Opinion By DAVID PERRY, CNN.com
(August 16, 2019)–On his way to a rally in New Hampshire on Thursday, Donald Trump unveiled his latest musing — to incarcerate the vulnerable. This time, he’s coming for people with mental illness, suggesting that the United States build more mental institutions because of mass shooters. Worse, it’s all too possible some Democrats are going to help him round us up.
Standing before his helicopter, Trump told the press, “We’re looking at the whole gun situation. These people are mentally ill, and nobody talks about that. I think we have to start building institutions again, because you know, if you look at the ’60s and the ’70s, so many of these institutions were closed, and the people were just allowed to go onto the streets.”
None of this is true. First, we don’t need to build more institutions. Second, the deinstitutionalization to which Trump refers — a process begun in the 1960s of systematic closing of state mental facilities and, ideally, accompanied by the creation of alternative means of support — may have created many new problems, mainly due to the lack of that second part, creating alternative supports. The pathway forward isn’t to recreate the savage asylums of the past.
Third, the truth is that people talk about mental illness, especially after mass shootings, because it’s politically easier to regulate the bodies of disabled people than the weapons used to kill. For example, New York Gov. Andrew Cuomo recently proposed creating a national mental health database, something he’s already done in his home state.

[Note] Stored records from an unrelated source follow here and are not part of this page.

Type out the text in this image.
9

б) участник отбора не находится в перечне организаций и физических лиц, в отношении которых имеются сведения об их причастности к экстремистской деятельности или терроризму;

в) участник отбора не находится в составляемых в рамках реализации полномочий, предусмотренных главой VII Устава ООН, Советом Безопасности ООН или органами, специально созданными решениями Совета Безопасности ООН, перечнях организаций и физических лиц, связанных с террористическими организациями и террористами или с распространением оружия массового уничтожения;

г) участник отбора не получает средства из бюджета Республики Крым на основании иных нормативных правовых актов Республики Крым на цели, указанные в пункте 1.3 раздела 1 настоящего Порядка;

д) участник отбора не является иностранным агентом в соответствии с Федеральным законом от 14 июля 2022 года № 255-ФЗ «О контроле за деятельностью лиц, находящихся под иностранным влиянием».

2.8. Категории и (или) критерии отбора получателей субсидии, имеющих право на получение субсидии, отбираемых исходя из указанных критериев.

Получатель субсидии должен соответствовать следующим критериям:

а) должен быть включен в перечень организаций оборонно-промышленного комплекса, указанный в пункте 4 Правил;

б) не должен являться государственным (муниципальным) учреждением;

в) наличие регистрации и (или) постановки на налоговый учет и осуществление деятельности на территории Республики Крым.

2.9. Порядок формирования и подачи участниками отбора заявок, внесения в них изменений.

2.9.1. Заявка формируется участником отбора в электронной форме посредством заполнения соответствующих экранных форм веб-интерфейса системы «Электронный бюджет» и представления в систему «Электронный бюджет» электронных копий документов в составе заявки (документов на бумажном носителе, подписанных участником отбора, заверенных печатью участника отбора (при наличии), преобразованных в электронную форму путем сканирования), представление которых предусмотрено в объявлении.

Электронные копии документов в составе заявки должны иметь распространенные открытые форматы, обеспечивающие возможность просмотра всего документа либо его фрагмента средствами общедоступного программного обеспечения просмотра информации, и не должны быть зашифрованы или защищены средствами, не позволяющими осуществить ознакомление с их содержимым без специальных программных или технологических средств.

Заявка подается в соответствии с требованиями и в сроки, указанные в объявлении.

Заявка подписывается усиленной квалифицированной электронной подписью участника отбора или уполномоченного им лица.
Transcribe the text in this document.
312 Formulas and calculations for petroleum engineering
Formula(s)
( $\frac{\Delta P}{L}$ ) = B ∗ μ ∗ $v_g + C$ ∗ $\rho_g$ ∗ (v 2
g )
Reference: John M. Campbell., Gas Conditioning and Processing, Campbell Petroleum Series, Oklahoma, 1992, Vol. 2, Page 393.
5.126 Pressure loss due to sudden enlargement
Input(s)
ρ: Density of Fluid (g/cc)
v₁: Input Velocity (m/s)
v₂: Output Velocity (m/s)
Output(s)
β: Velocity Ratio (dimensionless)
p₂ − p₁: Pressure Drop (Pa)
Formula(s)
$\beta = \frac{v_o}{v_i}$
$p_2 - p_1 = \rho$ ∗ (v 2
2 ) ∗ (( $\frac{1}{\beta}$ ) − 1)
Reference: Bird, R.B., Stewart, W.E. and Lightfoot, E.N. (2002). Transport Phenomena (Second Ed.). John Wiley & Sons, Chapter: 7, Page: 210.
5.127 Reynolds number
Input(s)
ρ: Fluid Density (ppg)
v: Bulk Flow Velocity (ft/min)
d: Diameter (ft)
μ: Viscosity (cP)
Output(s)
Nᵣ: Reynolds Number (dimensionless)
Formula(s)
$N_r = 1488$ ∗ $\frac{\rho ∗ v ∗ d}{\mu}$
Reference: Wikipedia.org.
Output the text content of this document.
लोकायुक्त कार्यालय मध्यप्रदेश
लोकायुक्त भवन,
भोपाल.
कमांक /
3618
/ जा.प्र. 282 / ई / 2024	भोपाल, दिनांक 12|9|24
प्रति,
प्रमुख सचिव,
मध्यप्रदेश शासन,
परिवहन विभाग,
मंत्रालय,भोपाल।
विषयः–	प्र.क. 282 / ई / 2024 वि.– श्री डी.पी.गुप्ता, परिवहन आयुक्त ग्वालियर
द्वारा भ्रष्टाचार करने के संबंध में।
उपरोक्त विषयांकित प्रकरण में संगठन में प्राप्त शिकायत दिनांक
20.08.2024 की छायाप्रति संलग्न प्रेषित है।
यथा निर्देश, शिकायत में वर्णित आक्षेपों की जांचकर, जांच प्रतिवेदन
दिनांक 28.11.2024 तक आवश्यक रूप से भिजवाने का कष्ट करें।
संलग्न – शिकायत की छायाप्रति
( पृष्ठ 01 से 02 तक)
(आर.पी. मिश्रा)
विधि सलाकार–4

Not only is this a violation of civil liberties, a federal registry of those Cuomo considers at risk of future crime, but there is no evidence of an easy causal linkage between gun violence and mental illness except, as journalist S.E. Smith has written, when it comes to suicide.
In fact, the idea that mental illness is a principal cause of gun violence has been debunked by emergency medicine experts Dr. Megan Ranney and Dr. Jessica Gold, and Kathleen Flaherty, a Harvard-educated lawyer and survivor of involuntary commitment who is now executive director of the Connecticut Legal Rights Project.
What’s more, deinstitutionalization is not associated with gun violence either. Around the world, many countries have moved away from asylums, yet only in the US is gun violence surging. Mental health registries and asylums won’t make America safer from gun violence. Pouring resources into asylums does nothing to address the untreated mental health issues of vulnerable populations or close the mental health access gap between white and non-white communities.
Meanwhile, mentally ill people will continue to be much more likely to experience violence than to perpetrate it, even as we are stigmatized as future mass shooters. But what registries could do is provide a convenient tool for locking people up in Trump’s new asylums.
I have clinical depression and an anxiety disorder. In my worst moments, I’ve experienced significant disassociation and hyper-mania. I’ve never acted violently against myself or others, but I’ve been at risk of self-harm, especially that one cold night in a Minnesota February, temperatures plummeting down below zero, where I almost launched myself out the front door to “take a walk,” which at the time seemed like a rational choice.
As a white man, I will never be as likely to suffer state-sanctioned violence as people from marginalized communities. Still, I can easily imagine a bad sequence of events that gets me put on the kind of registry that Cuomo is proposing, then gives Trump and his kind license to strip away my rights and even freedom.
Progress away from the bad old days of asylums, the institutions Trump is lamenting having closed, has not been linear. The great wave of deinstitutionalization in the 1970s and 1980s was not accompanied by adequate community supports. The rise of mass incarceration since the 1990s, along with continuing gaps in mental health support, has led to both homelessness and the use of jails and prisons to incarcerate people with mental illness, especially those of color or from other marginalized populations. But just locking people back up in asylums isn’t the answer.
Well-managed inpatient psychiatric hospital care is an important component of a robust mental health support system, but only when paired with programs like supportive housing, universal mental health care, and access to assertive community treatment (daily, individualized, care inside a person’s home and community that focuses on long-term sustainable life success as well as directly treating active mental health symptoms).
That robust web of support won’t come cheaply, but it will almost certainly be more just, more effective, and likely much less expensive than building new psychiatric prisons. In the wake of mass shootings in California, Texas, and Ohio, I argued that we cannot arm and armor our way to a safer society. We also cannot incarcerate disabled people and expect to be safer, let alone a more just society, even if we use euphemisms like “institutions.”
The solution remains the same: regulate guns, not disabled people.